So kam die Geschichte im stern zustande:

Der stern-Redakteur Michael BACKHAUS vom Bonner Büro, der gerade mit einer weiteren Story den seinerzeit berühmt-berüchtigten Bundesverkehrsminister Günther KRAUSE, CDU, zum Rücktritt veranlasst hatte – die treibenden Kräfte waren neben dem stern (Umzugsaffäre) der SPIEGEL (Putzfrauenaffäre) –, wird im Frühstücksfernsehen von SAT.1 mit der Frage konfrontiert: Wie erfährt man solche Informationen?

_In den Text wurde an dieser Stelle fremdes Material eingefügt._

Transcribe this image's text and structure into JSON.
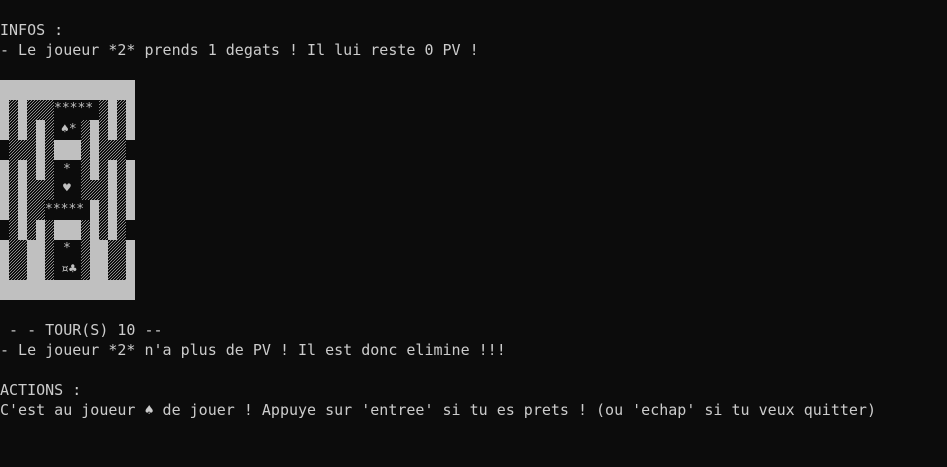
{
  "infos": {
    "header": "INFOS :",
    "message": "- Le joueur *2* prends 1 degats ! Il lui reste 0 PV !"
  },
  "board": {
    "row_stars_top": "*****",
    "row_spade": "♠*",
    "row_star_a": "*",
    "row_heart": "♥",
    "row_stars_mid": "*****",
    "row_star_b": "*",
    "row_bottom": "¤♣"
  },
  "turn": {
    "header": " - - TOUR(S) 10 --",
    "message": "- Le joueur *2* n'a plus de PV ! Il est donc elimine !!!"
  },
  "actions": {
    "header": "ACTIONS :",
    "message": "C'est au joueur ♠ de jouer ! Appuye sur 'entree' si tu es prets ! (ou 'echap' si tu veux quitter)"
  }
}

Der damalige stern-Jounalist nutzt die Gelegenheit und betont vor allem die Rolle von Informanten, die kein Risiko eingingen, weil sie wirksam geschützt werden könnten.

Nur wenige Tage später klingelt bei BACKHAUS das Telefon, der Anrufer bleibt anonym: Der IG-Metall-Chef, der bekanntlich gerade in aller Öffentlichkeit zur Solidarität mit den ostdeutschen Arbeitskumpeln aufrufe, um mittels eines Arbeitskampfes einen neuen Tarifvertrag durchzusetzen, hätte für sich ganz privat seinen besten Abschluss, sprich mehrere größere Aktienkäufe getätigt, die ganz offensichtlich nach einem Insider-Geschäft aussähen. Allein der zeitliche Ablauf von Käufen, Aufsichtsratssitzung, in der die Fusion verkündet wurde, und Wiederverkäufe der inzwischen gestiegenen Aktienwerte stimme verdächtig. Interessiert?

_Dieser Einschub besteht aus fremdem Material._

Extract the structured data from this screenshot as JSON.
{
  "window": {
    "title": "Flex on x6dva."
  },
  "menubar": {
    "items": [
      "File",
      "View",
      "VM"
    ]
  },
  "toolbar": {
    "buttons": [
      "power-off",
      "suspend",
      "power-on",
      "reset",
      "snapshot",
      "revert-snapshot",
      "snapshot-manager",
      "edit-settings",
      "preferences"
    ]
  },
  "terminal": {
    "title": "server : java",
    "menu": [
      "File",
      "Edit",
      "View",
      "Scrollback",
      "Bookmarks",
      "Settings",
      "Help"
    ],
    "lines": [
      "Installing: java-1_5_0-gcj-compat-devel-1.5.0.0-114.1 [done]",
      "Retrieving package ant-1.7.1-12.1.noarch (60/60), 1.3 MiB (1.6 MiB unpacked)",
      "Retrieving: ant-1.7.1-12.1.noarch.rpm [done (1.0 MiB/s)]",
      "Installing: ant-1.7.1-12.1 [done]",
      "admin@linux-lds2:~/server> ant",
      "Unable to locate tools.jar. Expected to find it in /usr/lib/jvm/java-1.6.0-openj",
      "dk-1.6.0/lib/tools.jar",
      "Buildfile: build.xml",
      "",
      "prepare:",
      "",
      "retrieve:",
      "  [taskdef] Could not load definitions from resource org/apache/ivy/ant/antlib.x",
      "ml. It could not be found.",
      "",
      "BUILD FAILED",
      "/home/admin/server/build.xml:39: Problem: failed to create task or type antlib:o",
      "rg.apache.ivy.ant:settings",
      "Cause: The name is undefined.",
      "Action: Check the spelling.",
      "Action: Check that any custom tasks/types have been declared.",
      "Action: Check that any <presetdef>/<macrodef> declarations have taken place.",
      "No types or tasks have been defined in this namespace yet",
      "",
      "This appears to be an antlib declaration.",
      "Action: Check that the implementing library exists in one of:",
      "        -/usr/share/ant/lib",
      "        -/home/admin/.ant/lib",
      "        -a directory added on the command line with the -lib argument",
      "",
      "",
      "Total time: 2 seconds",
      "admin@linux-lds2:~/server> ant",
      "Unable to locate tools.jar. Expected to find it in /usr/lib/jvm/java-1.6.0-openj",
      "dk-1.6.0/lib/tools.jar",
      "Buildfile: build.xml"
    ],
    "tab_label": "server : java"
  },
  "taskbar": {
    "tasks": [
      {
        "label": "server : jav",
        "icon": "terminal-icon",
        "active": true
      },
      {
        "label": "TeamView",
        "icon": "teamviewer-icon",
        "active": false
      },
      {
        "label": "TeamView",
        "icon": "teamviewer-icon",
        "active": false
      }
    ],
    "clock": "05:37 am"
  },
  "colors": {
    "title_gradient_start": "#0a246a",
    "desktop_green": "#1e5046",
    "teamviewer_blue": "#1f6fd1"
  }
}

Der Journalist erhält erste Informationen und Hinweise am Telefon, die er nun gegenchecken muss, um die Zuverlässigkeit des Informanten zu überprüfen: Die Namen der Firmen und Aktien sowie ihre Kursentwicklung, die Daten und Tagesordnungspunkte der Aufsichtsratssitzungen usw. Danach muss der Redakteur warten, denn er hat weder Telefonnummer noch Namen des Anrufers und somit keinerlei Anlauf- oder Rückmeldestelle – der Informant geht offenbar auf Nummer sicher.

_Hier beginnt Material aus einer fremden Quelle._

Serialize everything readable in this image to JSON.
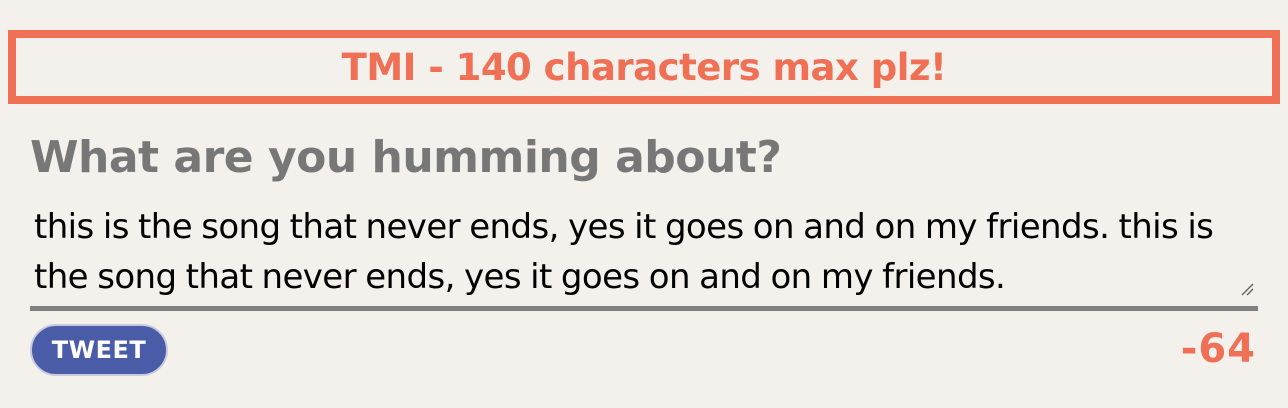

Der zweite Anruf lässt auf sich warten, aber er kommt. Die Informationen werden brisanter: die Nummern des Aktiendepotkontos, erste Daten zu den Transaktionen usw.. Die Informationen stellen einen klaren Bruch des Bankgeheimnisses dar – es ist (derzeit immer noch) eines der best geschützten Geheimnisse in vielen Ländern der Welt. Die Informationen erweisen sich als korrekt: Am 18. März 1993 hatte der Gewerkschaftsführer der IG Metall eine Tranche im Wert von fast einer Viertelmillion DM an MAH-Aktien über seine Bank erworben, eine Woche später nochmal für etwa die gleiche Summe und dann nochmals ein kleineres Paket. Einen Tag vor der entscheidenden Aufsichtsratssitzung dann nochmals ein größerer Aktieneinkauf: für rund eine halbe Million – dieses Mal auf den Namen und das Konto seines zehnjährigen Sohnes. Zweieinhalb Wochen später ist der Wert aller eingekauften Aktien gestiegen: STEINKÜHLERS Kursgewinn beträgt fast 180.000 DM. Und dies in genau vier Wochen.

Nach mehreren einseitigen Telefonanrufen ist man sich einig: Der stern wird die Geschichte bringen, aber erst nach Beendigung des Streiks; zweitens, der Informant bekommt sein gewünschtes Honorar in sechsstelliger Höhe, muss dazu aber nach Hamburg in die Gruner+Jahr-Zentrale kommen – Honorarverträge werden auf kaufmännischer Basis, sprich über einen ordentlichen Vertrag abgewickelt: a) die Zahlung erfolgt erst nach Veröffentlichung, b) die Story muss bis dahin exklusiv bleiben und c) die Fakten zutreffend sein. Dazu muss sich der Informant offenbaren. Dies geschieht. Bei einem ausführlichen Frühstück im Hotel Steigenberger, zu dem der Journalist im Einvernehmen mit dem Informanten einen Freund hinzugebeten hatte, der aus der Aktien- und Börsenwelt stammt und sich auskennt, werden letzte Fachfragen geklärt, ob alles stimmig ist, und letzte Details der Story gecheckt und bewertet: Kann man das so formulieren? Ist das die richtige Schlussfolgerung? Was will die ganze Geschichte eigentlich sagen?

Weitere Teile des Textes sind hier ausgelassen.